Since 2000, the FAA has spent $22.5 million -- money from airline ticket fees -- soundproofing 300 airport-area homes in phases, starting with those closest to the airport, Monroe County Airports Director Peter Horton said.
Miller's neighborhood was earmarked to eventually receive money, but the FAA pulled the plug in 2005 when federal legislators approved changes to maps showing the affected areas. Removing homes on Linda and Flagler avenues caused an outcry among the homeowners.

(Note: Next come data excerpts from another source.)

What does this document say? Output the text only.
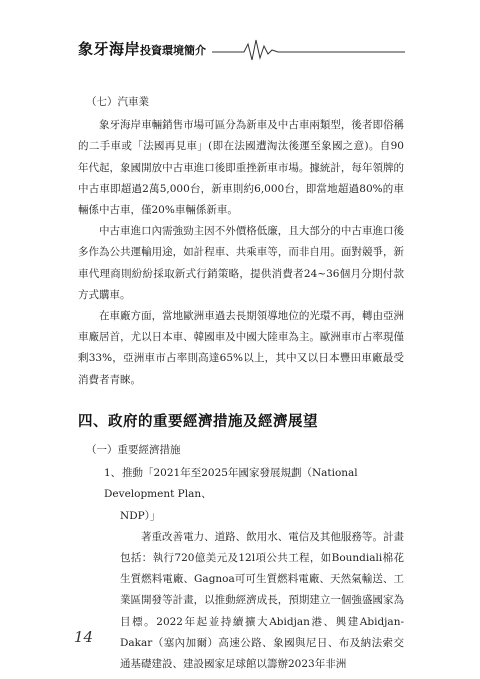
象牙海岸投資環境簡介

（七）汽車業

象牙海岸車輛銷售市場可區分為新車及中古車兩類型，後者即俗稱的二手車或「法國再見車」(即在法國遭淘汰後運至象國之意)。自90年代起，象國開放中古車進口後即重挫新車市場。據統計，每年領牌的中古車即超過2萬5,000台，新車則約6,000台，即當地超過80%的車輛係中古車，僅20%車輛係新車。

中古車進口內需強勁主因不外價格低廉，且大部分的中古車進口後多作為公共運輸用途，如計程車、共乘車等，而非自用。面對競爭，新車代理商則紛紛採取新式行銷策略，提供消費者24~36個月分期付款方式購車。

在車廠方面，當地歐洲車過去長期領導地位的光環不再，轉由亞洲車廠居首，尤以日本車、韓國車及中國大陸車為主。歐洲車市占率現僅剩33%，亞洲車市占率則高達65%以上，其中又以日本豐田車廠最受消費者青睞。

四、政府的重要經濟措施及經濟展望

（一）重要經濟措施

1、推動「2021年至2025年國家發展規劃（National Development Plan、

NDP）」

著重改善電力、道路、飲用水、電信及其他服務等。計畫包括：執行720億美元及12l項公共工程，如Boundiali棉花生質燃料電廠、Gagnoa可可生質燃料電廠、天然氣輸送、工業區開發等計畫，以推動經濟成長，預期建立一個強盛國家為目標。2022年起並持續擴大Abidjan港、興建Abidjan-Dakar（塞內加爾）高速公路、象國與尼日、布及納法索交通基礎建設、建設國家足球館以籌辦2023年非洲

14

"I am pleased that the FAA has awarded this grant to the Key West Airport so they can begin to pay for the noise insulation for 38 homeowners living around the airport," Ros-Lehtinen said in a prepared statement. "After waiting nearly nine years for this project to begin, these homeowners will soon have the peace and quiet that all homeowners are entitled to have. Director Horton and his staff will work tirelessly to complete this long awaited and necessary project."
Soundproofing is a comfort Miller's neighbors Gwen and Larry Rodriguez know very well. Theirs was one of the first homes soundproofed nearly nine years ago. The FAA spent about $70,000 for new windows and doors and an air conditioning unit for their home on Airport Boulevard, the closest street to the airport.
"The noise has been reduced tremendously," Gwen Rodriguez said. "You now can have a telephone conversation without having to stop when a plane is landing or taking off. ... At one point, one of our windows cracked from an airplane."